我已经看到了一些非常聪明的code在那里为统一code codepoints和UTF-8之间进行转换，所以我想知道是否有人已经（或将享有制定）这一点。

I've seen some very clever code out there for converting between Unicode codepoints and UTF-8 so I was wondering if anybody has (or would enjoy devising) this.

在给定一个UTF-8字符串，多少字节需要的相同的字符串的UTF-16编码。 假设UTF-8字符串已经过验证。它没有BOM，没有超长的序列，没有无效的序列，是空值终止。它不是 CESU-8 。 全UTF-16与代理人必须得到支持。

具体我不知道是否有捷径可走，知道什么时候代理对将需要不完全转换为UTF-8序列变成$ C $连接点。

Specifically I wonder if there are shortcuts to knowing when a surrogate pair will be needed without fully converting the UTF-8 sequence into a codepoint.

最好的UTF-8 $ C $连接点code我见过采用量化技术，所以我不知道这是否也有可能在这里。

The best UTF-8 to codepoint code I've seen uses vectorizing techniques so I wonder if that's also possible here.

推荐答案

效率始终是一个速度VS大小的权衡。

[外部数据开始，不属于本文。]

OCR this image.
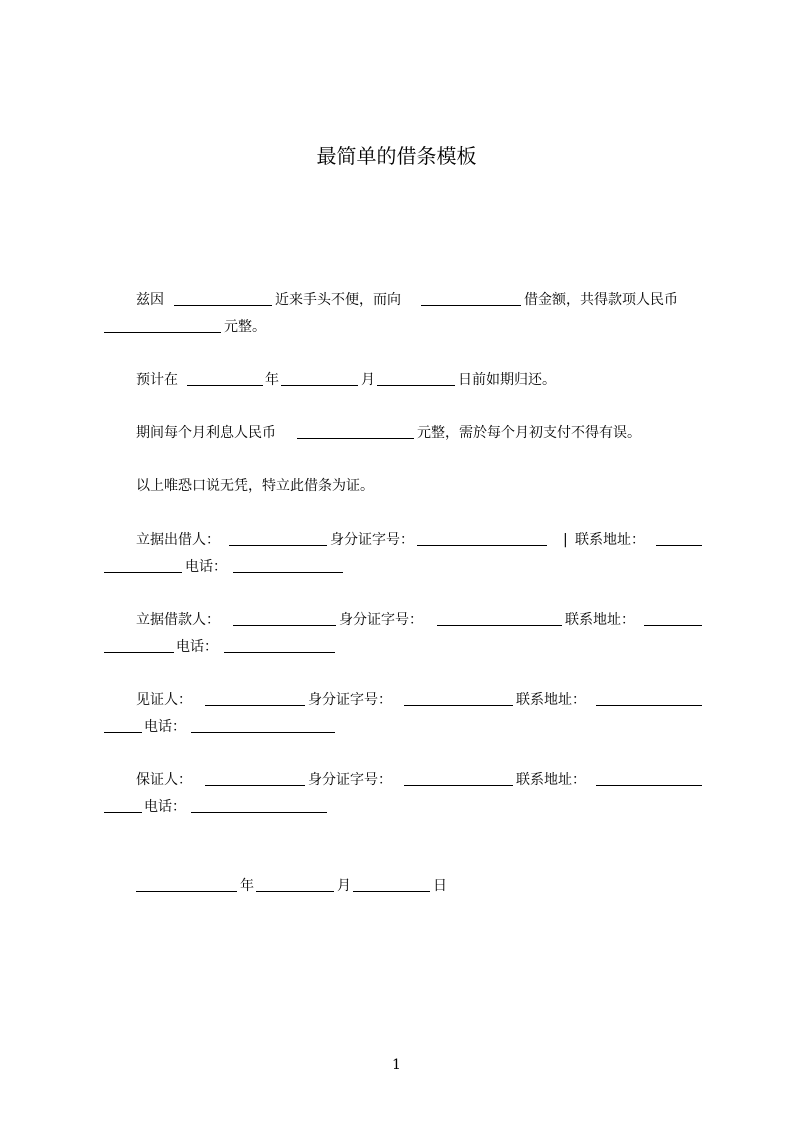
最简单的借条模板
兹因	近来手头不便，而向	借金额，共得款项人民币
元整。
预计在	年	月	日前如期归还。
期间每个月利息人民币	元整，需於每个月初支付不得有误。
以上唯恐口说无凭，特立此借条为证。
立据出借人：	身分证字号：	| 联系地址：
电话：
立据借款人：	身分证字号：	联系地址：
电话：
见证人：	身分证字号：	联系地址：
电话：
保证人：	身分证字号：	联系地址：
电话：
年	月	日
1
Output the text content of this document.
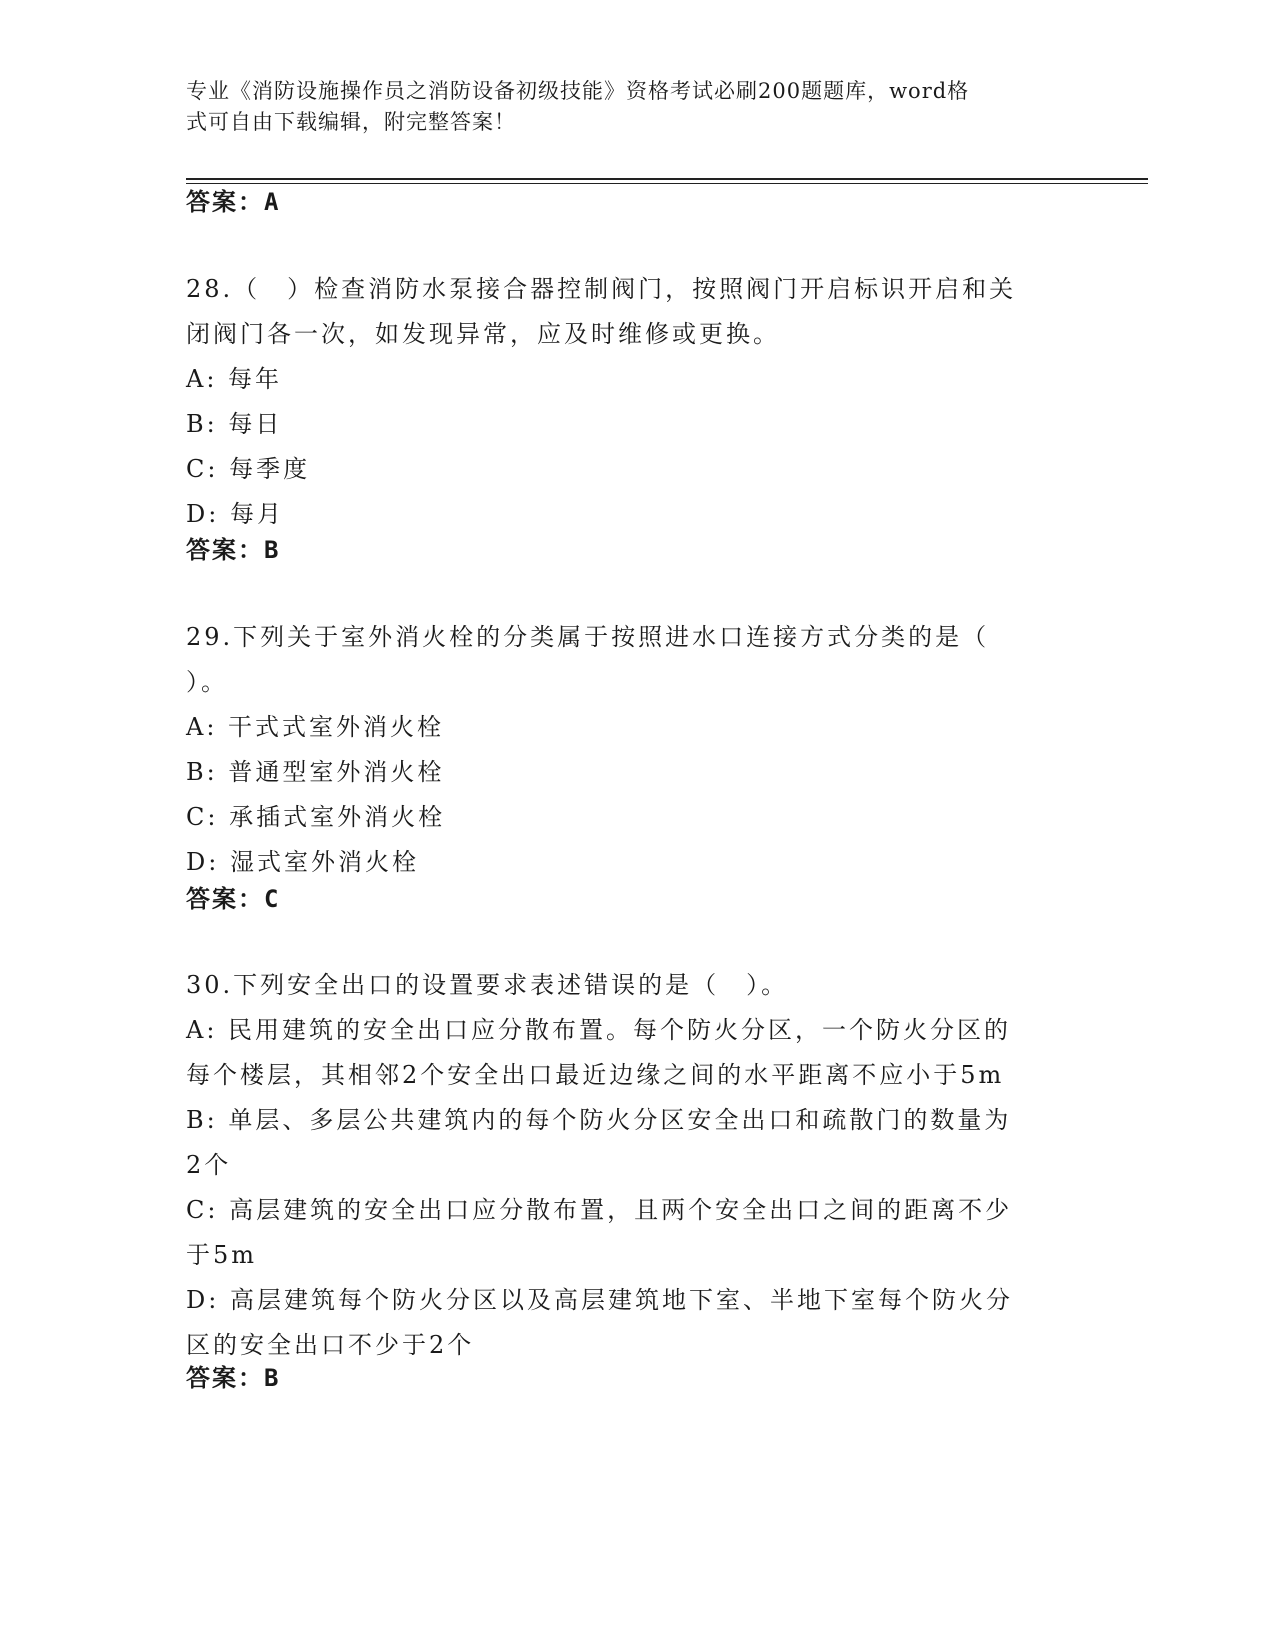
专业《消防设施操作员之消防设备初级技能》资格考试必刷200题题库，word格
式可自由下载编辑，附完整答案！
答案：A
28.（　）检查消防水泵接合器控制阀门，按照阀门开启标识开启和关
闭阀门各一次，如发现异常，应及时维修或更换。
A: 每年
B: 每日
C: 每季度
D: 每月
答案：B
29.下列关于室外消火栓的分类属于按照进水口连接方式分类的是（
）。
A: 干式式室外消火栓
B: 普通型室外消火栓
C: 承插式室外消火栓
D: 湿式室外消火栓
答案：C
30.下列安全出口的设置要求表述错误的是（　）。
A: 民用建筑的安全出口应分散布置。每个防火分区，一个防火分区的
每个楼层，其相邻2个安全出口最近边缘之间的水平距离不应小于5m
B: 单层、多层公共建筑内的每个防火分区安全出口和疏散门的数量为
2个
C: 高层建筑的安全出口应分散布置，且两个安全出口之间的距离不少
于5m
D: 高层建筑每个防火分区以及高层建筑地下室、半地下室每个防火分
区的安全出口不少于2个
答案：B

如果速度是有利的尺寸超过则最有效的办法就是猜测基于源串的长度。

Efficiency is always a speed vs size tradeoff. If speed is favored over size then the most efficient way is just to guess based on the length of the source string.

有4案件需要加以考虑，简单地拿最坏的情况下为最终缓冲区大小：

There are 4 cases that need to be considered, simply take the worst case as the final buffer size:

U + 0000-U + 007F - 将连接code在UTF8为1字节，并且在UTF16每个字符2个字节。 （1：2 = X2） U + 0080-U + 07FF - CN coded到2字节UTF8序列，或2字节每个字符UTF16字符。 （2：2 = X1） U + 0800-U + FFFF - 存储为3byte UTF8序列，但仍适合单UTF16字符。 （3：2 = x.67） 在U + 10000-U + 10FFFF - 存储为4字节UTF8序列，或UTF16代理对。 （4：4 = X1）

在最坏的情况下膨胀系数为UTF8到UTF16翻译U + 0000-U + 007F时：缓冲区，按字节，只是有两倍大源字符串。每隔UNI code $ C $连接点导致一个大小相等，或按字节分配更小的连接时，codeD的UTF16为UTF8。

The worse case expansion factor is when translating U+0000-U+007f from utf8 to utf16: the buffer, bytewise, merely has to be twice as large as the source string. Every other unicode codepoint results in an equal size, or smaller bytewise allocation when encoded as utf16 as utf8.